サルビアの会6月患者会(その4)

 ご主人が肺がん治療中のTNさんが言います。

「4回目の抗がん剤治療が終わったところで、主人は体中の痛みがひどくなりました」

「やっと落ち着いたところで5回目の抗がん剤治療を受けに行ったんです」

「が、その時に撮ったCTで、それまで小さくなっていたしこりが大きくなっていたんだそうです」

「4回目は副作用の強かった抗がん剤を抜いていたんです」

「だから、それが原因かもしれないと言われたそうです」

「でも、4回目の治療後も痛みがひどかったんです。

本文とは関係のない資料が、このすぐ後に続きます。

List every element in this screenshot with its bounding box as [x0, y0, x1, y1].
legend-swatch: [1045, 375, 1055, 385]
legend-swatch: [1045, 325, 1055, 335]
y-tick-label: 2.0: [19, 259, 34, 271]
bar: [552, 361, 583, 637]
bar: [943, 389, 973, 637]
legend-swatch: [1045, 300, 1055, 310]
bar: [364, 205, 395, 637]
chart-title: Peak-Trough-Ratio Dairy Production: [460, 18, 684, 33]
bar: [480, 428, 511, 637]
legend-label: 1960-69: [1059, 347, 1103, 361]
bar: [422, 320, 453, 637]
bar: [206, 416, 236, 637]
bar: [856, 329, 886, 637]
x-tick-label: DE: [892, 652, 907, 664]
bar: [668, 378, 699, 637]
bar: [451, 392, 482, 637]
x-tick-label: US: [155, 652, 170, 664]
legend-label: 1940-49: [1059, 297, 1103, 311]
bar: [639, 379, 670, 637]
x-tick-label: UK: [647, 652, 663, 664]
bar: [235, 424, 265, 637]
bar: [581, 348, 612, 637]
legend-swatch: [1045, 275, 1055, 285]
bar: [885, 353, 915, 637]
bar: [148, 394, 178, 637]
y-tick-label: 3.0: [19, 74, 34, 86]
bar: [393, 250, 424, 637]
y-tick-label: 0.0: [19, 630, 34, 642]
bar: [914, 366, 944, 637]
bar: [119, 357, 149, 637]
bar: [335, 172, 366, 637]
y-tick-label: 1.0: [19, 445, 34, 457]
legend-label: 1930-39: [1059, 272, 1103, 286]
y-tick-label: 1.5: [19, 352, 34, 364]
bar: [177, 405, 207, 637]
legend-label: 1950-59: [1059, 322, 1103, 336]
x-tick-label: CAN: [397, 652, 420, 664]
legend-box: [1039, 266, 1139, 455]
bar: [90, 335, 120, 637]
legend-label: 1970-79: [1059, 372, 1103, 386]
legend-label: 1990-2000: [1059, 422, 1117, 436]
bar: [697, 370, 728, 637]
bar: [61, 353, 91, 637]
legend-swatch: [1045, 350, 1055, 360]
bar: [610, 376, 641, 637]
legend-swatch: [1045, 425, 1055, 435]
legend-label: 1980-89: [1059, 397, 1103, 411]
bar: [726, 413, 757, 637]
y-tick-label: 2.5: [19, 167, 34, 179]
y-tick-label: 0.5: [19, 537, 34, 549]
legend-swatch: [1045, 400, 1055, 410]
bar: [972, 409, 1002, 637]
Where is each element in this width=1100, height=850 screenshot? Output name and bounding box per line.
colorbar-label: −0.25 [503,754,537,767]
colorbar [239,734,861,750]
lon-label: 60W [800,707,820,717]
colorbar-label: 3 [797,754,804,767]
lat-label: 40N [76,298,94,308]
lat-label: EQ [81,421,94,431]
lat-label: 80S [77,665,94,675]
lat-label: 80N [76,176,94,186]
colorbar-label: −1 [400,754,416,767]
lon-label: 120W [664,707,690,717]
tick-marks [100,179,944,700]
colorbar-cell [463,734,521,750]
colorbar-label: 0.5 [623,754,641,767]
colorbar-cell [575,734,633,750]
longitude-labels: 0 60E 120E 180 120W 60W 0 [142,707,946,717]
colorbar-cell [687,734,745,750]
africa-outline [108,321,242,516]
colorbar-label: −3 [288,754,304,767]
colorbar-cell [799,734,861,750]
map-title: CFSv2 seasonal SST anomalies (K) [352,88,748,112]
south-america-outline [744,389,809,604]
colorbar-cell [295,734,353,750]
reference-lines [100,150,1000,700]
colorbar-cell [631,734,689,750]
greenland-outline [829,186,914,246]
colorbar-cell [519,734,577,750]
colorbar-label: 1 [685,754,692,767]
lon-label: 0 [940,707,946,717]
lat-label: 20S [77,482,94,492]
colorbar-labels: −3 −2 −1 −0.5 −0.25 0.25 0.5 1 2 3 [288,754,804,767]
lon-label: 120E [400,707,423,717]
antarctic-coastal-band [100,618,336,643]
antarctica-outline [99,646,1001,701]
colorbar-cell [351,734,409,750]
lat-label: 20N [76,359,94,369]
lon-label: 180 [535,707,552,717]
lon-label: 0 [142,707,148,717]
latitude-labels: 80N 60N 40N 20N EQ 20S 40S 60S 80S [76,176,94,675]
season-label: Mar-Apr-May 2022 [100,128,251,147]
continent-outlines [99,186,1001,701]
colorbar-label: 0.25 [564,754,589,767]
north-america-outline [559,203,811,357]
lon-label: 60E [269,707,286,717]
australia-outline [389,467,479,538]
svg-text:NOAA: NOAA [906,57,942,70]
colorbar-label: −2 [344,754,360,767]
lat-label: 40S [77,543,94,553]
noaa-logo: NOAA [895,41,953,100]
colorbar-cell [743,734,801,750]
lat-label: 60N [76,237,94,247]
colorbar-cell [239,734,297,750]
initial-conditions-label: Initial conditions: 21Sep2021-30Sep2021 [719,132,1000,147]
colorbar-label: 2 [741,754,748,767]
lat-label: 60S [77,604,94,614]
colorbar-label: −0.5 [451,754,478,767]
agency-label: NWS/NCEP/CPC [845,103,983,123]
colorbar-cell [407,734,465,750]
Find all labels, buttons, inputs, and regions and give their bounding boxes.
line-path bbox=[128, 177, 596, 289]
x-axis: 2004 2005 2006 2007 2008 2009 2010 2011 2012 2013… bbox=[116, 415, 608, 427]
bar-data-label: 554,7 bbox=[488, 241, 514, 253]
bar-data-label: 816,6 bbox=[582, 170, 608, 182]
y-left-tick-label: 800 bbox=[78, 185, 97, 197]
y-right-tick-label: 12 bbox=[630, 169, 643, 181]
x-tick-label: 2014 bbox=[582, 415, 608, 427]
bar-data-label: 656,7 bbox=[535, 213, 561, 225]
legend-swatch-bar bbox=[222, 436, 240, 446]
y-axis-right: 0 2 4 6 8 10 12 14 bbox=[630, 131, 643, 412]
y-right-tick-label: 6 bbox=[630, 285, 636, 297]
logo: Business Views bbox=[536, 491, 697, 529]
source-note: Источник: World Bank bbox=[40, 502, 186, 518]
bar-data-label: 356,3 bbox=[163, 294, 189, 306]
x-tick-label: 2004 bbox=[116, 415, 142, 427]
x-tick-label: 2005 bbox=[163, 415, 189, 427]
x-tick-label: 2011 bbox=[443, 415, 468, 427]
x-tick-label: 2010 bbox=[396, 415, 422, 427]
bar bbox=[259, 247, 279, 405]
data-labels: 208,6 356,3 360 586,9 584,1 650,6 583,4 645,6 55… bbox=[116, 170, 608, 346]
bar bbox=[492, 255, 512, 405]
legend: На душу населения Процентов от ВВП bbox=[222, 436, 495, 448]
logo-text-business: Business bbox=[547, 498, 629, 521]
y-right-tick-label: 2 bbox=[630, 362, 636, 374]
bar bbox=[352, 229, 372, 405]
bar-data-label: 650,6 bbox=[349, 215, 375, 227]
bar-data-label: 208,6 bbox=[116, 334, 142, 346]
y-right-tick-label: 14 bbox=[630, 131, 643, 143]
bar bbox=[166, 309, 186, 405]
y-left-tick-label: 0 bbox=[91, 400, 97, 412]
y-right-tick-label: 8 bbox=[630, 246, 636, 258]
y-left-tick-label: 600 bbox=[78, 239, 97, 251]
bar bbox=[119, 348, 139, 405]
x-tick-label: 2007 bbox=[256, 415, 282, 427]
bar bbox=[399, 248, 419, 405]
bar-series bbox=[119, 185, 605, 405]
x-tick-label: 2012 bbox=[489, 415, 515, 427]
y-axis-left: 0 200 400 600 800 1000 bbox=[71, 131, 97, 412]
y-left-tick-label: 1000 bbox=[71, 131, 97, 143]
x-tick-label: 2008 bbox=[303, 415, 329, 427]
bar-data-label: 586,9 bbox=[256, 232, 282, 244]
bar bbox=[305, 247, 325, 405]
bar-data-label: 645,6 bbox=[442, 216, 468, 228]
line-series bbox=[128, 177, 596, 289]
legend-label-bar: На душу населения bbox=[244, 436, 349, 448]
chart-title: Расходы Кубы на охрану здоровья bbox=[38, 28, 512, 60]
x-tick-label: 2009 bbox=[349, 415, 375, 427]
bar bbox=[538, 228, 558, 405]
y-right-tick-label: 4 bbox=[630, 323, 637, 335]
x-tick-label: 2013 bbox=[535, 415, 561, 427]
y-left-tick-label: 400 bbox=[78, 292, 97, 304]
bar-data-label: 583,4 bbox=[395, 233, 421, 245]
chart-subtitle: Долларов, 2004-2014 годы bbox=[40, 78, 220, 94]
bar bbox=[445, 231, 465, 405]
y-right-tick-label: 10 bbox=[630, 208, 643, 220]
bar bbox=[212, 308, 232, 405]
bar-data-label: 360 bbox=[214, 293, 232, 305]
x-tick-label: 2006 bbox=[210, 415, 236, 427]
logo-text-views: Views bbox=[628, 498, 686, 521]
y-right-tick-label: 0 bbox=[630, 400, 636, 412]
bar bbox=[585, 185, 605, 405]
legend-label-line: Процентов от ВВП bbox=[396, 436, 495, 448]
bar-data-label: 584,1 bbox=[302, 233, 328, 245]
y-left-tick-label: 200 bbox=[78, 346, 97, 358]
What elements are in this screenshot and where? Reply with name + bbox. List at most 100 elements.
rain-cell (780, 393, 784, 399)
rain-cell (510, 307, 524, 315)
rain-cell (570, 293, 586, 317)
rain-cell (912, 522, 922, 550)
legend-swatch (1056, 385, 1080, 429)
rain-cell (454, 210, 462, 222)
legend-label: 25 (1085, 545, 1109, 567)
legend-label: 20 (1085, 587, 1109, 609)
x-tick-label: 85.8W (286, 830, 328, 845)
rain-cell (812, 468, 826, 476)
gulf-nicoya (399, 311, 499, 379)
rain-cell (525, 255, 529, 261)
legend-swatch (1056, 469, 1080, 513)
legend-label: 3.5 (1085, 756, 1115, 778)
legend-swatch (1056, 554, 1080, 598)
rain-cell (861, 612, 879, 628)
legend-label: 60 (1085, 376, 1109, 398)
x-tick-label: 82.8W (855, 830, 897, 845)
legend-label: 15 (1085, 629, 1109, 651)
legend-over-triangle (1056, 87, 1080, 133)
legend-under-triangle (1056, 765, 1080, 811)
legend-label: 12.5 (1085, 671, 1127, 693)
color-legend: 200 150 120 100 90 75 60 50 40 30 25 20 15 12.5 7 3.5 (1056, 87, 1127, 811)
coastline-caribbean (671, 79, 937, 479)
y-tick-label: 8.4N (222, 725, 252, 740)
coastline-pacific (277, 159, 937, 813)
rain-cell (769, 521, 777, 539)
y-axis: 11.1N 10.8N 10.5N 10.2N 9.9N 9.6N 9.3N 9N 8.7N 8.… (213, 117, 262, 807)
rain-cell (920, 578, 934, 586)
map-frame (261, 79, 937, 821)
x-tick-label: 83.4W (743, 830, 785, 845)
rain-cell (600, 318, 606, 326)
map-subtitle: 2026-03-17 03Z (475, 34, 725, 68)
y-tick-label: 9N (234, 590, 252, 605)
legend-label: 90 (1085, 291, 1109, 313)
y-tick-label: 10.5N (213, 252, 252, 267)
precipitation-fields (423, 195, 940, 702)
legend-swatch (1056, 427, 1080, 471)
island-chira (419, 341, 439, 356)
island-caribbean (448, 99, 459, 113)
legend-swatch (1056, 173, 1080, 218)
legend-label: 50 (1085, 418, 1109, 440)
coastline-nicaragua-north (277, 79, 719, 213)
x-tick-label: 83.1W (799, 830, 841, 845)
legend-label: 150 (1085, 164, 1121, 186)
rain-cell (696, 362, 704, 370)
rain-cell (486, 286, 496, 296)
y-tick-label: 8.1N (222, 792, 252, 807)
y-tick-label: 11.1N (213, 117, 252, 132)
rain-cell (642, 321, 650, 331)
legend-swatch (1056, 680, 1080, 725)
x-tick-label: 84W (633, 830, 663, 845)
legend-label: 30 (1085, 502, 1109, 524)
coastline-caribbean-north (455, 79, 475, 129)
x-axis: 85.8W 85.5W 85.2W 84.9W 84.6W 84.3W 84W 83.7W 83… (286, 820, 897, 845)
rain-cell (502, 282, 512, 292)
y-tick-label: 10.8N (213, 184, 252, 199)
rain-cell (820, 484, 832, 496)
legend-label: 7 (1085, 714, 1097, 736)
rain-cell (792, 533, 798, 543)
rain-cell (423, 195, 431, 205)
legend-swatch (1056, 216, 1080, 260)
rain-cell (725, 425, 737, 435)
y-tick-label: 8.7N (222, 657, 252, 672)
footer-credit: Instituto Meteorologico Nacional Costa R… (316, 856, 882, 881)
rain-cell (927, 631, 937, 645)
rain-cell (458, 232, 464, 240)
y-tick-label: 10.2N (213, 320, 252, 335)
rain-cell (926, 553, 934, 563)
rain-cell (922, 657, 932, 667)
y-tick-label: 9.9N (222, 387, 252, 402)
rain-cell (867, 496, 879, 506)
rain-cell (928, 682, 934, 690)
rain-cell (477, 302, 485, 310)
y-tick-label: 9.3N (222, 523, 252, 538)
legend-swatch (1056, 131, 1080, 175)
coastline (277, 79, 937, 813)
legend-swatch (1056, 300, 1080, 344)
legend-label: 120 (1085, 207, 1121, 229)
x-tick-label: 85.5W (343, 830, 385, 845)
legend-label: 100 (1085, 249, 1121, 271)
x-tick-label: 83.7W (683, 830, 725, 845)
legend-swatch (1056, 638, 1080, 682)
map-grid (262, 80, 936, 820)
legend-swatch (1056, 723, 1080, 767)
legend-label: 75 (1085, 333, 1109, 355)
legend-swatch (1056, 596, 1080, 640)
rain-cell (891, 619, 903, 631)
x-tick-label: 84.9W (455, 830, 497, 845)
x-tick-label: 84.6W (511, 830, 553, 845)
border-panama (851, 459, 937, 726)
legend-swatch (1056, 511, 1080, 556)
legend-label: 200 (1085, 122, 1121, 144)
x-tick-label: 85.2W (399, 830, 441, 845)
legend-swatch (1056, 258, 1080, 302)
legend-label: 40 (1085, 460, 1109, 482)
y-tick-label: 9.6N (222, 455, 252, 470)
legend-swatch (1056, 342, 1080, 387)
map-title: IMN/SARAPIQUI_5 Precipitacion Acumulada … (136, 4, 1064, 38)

そのことを私に言いながら、主人に初めて泣かれました」

 MYさんが言います。

「つらいですね。でも、私はいつでもイメージをしているんです」

「絶対によくなるってイメージします。がん細胞をやっつけるイメージですよ」

 AIさんが言います。

「私は、『このつらさは本人じゃないと分からない』って主人に言いました」

「主人は優しいです。だからいろいろ気遣いの言葉をかけてくれるんです」

「でも、自分が本当につらい時にいろんなことを言われても、本当のところ『ウザイ』って思うこともありました」

 MYさんが言います。

「そうですね。だれもなにも言ってくれなくていいですよね。ただ寄り添っていてくれればいい」

 MYさんが続けます。

「私は6か月間も出血があるのを放っておいて、『あと1日遅れたら命がなかった』とまで言われたほどだったんです」

「なのに、自分ではまったく死ぬなんてことを考えもしなかった」

「でも、病院では大変だったようです」

「出血で血管が縮んでしまい、点滴を刺すのが本当に大変だったようなんです」

「点滴がやっと入った時には、みんなが拍手喝采でした」

「輸血ができて元気が出た時、私の口から最初に出た言葉は『おなかが空いた』でした。自然に出た言葉でした」

「その後、大学病院へ移ったんですが、そこでは大変な患者が来るといううわさだったそうです」

「でも、実際には面白いことを言う人だということになったんです」

「元の病院では、みんなが助からないだろうって言ってたんだそうです」

「だから、大学病院の治療が一段落して元の病院に戻った時に、みんながビックリした顔で出迎えてくれました」

「その大変だった時にずっと毎日来てくれていたのがこの前亡くなったOKさんでした」

「私は早くに死んだ友達の分を含めて120歳まで生きるつもりと言って来ました」

「でも、今度亡くなったOKさんの息子さんに『今まで120歳まで生きるつもりだったけど、OKさんの分を加えて125歳まで生きることにする』って言ったんです」

「そしたら、『母さんは、あと10年は生きて欲しかった』というので、130歳まで生きることにしました」

 MYさんは不死身です。いや気合で生きるんだそうです。

 それと大事なのは自分でそうなるようにイメージすることだそうです。

 MYさんはサルビアの会のみんなのこころの支えになっている人です。